The current standard of care for CMV infection is preemptive strategy. In January 2018, the orphan drug letermovir, a new anti-CMV agent, received a marketing authorization by the European Medicines Agency, being indicated for “prophylaxis of CMV reactivation and disease in adult CMV R+ of an allogeneic HSCT.”10
A phase 3 clinical trial showed that letermovir prophylaxis leads to a “significantly lower risk of clinically significant CMV infection than placebo.”11 The primary end point of the trial was “the proportion of patients with clinically significant CMV infection through week 24 after transplantation among patients without detectable CMV DNA at randomization,”11 which showed a statistically significant difference in terms of lower proportion of CMV infections in the letermovir group (37.5%) compared with the placebo group (60.6%).11
The aim of the analysis is to assess the efficiency of the allocation of economic resources related to the use of letermovir CMV prophylaxis in adult R+ patients receiving an allogenic HSCT, compared with a no-prophylaxis strategy assuming preemptive antiviral administration in both groups from the perspective of the Italian National Health Service (NHS), through a cost-effectiveness analysis.

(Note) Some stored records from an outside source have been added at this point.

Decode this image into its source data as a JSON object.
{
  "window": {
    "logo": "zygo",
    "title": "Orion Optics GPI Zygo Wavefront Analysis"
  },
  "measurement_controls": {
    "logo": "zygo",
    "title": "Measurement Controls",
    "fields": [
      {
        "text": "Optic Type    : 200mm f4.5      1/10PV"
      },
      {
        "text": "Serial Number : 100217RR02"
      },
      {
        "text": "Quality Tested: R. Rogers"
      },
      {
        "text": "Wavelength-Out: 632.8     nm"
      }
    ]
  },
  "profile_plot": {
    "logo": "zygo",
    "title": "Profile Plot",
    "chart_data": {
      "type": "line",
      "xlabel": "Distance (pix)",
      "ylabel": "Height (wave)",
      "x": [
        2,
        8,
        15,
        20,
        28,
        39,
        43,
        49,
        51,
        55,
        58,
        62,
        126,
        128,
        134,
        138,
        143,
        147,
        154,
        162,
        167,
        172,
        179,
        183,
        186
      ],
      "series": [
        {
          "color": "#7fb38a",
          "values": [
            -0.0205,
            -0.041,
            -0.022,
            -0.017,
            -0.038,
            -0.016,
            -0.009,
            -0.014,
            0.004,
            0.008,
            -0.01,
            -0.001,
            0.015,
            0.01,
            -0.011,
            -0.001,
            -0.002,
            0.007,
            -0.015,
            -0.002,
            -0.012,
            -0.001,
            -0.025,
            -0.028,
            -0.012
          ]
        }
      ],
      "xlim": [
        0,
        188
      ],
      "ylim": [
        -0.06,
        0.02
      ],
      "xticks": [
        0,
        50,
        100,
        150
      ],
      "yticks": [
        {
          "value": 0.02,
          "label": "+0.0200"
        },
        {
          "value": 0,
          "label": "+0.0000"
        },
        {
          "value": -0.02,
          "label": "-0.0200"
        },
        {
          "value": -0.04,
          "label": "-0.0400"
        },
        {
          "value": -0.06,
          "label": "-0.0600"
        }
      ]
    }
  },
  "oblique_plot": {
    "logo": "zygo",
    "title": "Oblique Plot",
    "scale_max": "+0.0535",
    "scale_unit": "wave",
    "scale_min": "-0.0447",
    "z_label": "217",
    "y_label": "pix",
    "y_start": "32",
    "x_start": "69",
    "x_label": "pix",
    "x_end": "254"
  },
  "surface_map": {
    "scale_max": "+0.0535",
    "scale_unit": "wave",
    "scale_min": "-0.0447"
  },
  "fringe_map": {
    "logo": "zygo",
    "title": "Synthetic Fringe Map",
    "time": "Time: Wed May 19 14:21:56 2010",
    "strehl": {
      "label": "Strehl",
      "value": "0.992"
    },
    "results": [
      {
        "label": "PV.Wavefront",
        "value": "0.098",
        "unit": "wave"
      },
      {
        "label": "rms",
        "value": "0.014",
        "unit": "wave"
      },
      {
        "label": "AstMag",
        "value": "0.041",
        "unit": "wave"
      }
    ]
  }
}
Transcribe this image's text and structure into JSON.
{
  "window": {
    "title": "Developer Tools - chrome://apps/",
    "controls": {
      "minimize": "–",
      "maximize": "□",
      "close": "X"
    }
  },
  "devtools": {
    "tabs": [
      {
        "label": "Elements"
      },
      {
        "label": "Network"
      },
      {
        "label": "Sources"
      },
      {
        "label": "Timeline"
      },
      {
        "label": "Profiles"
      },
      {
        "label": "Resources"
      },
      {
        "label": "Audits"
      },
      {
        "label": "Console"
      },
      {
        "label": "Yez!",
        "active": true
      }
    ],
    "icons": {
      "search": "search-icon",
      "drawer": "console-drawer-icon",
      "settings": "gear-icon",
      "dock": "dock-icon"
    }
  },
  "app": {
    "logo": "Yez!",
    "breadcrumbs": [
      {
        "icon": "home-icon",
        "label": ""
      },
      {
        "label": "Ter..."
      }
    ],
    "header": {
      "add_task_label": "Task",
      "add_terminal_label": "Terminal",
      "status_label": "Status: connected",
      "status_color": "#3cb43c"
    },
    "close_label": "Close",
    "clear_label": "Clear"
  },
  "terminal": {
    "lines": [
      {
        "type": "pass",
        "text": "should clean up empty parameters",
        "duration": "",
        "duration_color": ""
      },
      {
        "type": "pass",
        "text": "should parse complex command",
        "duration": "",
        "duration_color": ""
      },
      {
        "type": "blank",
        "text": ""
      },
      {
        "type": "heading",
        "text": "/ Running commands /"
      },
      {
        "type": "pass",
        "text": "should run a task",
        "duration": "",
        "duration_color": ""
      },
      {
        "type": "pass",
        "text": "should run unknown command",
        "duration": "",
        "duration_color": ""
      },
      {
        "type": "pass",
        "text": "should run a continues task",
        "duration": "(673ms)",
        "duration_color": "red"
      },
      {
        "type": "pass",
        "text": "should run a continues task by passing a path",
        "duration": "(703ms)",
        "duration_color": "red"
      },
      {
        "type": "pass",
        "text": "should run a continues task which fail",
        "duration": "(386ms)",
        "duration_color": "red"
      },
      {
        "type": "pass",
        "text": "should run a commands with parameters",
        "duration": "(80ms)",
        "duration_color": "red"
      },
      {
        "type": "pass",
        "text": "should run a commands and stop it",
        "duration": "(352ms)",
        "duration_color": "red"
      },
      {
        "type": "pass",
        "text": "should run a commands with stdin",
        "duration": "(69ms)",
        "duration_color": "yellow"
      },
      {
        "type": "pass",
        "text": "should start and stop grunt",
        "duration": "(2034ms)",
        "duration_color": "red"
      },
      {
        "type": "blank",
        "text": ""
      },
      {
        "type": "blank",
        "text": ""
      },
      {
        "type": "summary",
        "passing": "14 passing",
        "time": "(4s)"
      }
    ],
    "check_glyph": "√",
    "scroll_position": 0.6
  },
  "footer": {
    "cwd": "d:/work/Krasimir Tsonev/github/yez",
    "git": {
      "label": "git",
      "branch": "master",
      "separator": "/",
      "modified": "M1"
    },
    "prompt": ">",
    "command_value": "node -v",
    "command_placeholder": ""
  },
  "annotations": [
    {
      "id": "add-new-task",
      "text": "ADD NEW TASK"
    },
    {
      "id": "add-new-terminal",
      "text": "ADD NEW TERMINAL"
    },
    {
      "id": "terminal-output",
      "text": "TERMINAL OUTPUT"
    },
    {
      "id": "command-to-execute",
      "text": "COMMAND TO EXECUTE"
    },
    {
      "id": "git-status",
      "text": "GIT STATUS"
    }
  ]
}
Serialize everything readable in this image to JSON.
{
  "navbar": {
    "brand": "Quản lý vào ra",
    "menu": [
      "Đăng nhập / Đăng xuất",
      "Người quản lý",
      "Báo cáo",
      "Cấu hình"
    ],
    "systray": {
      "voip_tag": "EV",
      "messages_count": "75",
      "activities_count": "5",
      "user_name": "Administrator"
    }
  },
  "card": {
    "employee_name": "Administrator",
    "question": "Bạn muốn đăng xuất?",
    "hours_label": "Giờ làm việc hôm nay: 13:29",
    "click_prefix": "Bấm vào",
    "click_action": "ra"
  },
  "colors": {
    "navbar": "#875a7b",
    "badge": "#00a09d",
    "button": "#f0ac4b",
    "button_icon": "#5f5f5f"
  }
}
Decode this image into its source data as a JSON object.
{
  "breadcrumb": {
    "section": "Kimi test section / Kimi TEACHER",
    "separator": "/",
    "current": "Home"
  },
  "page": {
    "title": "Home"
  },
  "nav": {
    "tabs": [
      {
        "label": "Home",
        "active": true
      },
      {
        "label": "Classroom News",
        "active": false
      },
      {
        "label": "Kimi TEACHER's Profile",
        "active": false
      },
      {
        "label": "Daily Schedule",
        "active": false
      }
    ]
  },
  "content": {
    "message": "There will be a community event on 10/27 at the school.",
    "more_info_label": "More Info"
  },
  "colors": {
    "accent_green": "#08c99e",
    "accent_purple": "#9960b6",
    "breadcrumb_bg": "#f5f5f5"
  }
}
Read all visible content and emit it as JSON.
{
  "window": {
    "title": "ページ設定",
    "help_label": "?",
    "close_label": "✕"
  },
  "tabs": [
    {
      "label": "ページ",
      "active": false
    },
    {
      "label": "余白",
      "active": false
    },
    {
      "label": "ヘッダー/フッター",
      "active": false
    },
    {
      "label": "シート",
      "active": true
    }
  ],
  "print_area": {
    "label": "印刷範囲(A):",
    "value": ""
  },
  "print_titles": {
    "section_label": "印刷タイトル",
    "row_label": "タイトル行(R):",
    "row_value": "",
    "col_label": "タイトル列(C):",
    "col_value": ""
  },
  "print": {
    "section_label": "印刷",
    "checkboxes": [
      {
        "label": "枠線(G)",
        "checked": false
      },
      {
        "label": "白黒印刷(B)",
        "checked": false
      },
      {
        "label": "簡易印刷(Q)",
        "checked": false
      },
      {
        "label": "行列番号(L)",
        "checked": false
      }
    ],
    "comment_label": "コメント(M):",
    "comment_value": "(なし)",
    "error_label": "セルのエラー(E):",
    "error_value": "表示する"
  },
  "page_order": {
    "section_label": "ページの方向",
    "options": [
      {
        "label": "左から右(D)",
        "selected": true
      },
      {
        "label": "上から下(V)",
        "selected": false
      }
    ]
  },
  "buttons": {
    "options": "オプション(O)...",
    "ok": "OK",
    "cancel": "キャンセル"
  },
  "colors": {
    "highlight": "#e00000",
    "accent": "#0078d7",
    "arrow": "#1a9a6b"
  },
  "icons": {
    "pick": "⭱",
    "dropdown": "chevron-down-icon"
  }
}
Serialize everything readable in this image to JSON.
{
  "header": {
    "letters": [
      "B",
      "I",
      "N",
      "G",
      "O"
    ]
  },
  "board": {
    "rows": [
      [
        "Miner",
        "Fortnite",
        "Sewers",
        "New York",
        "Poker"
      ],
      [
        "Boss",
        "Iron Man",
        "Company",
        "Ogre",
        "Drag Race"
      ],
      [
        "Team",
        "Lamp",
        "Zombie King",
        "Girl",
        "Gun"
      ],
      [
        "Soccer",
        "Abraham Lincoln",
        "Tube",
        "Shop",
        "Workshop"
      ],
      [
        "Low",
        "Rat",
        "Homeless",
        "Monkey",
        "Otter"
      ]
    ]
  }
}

Cost-effectiveness model structure (interventions, eligible population and time horizon)
The analysis was conducted through the adaptation to the Italian context of a cost-effectiveness model implemented by RTI Health Solutions for MSD.12 The model is based on a decision tree which simulates on a lifetime horizon the progression of CMV infection, considering two alternatives: the use of letermovir CMV prophylaxis, followed by preemptive therapy (PET) in case of clinically significant CMV infection, or the avoided use of letermovir CMV prophylaxis, as reported in Figure 1.
Figure 1 Structure of the decision tree.Abbreviation: CMV, cytomegalovirus.
The decision tree considers, in a 48-week time, the probability to develop a CMV clinically significant infection (followed by the administration of PET), the probability to develop CMV disease, and, as a consequence of this, to develop complications.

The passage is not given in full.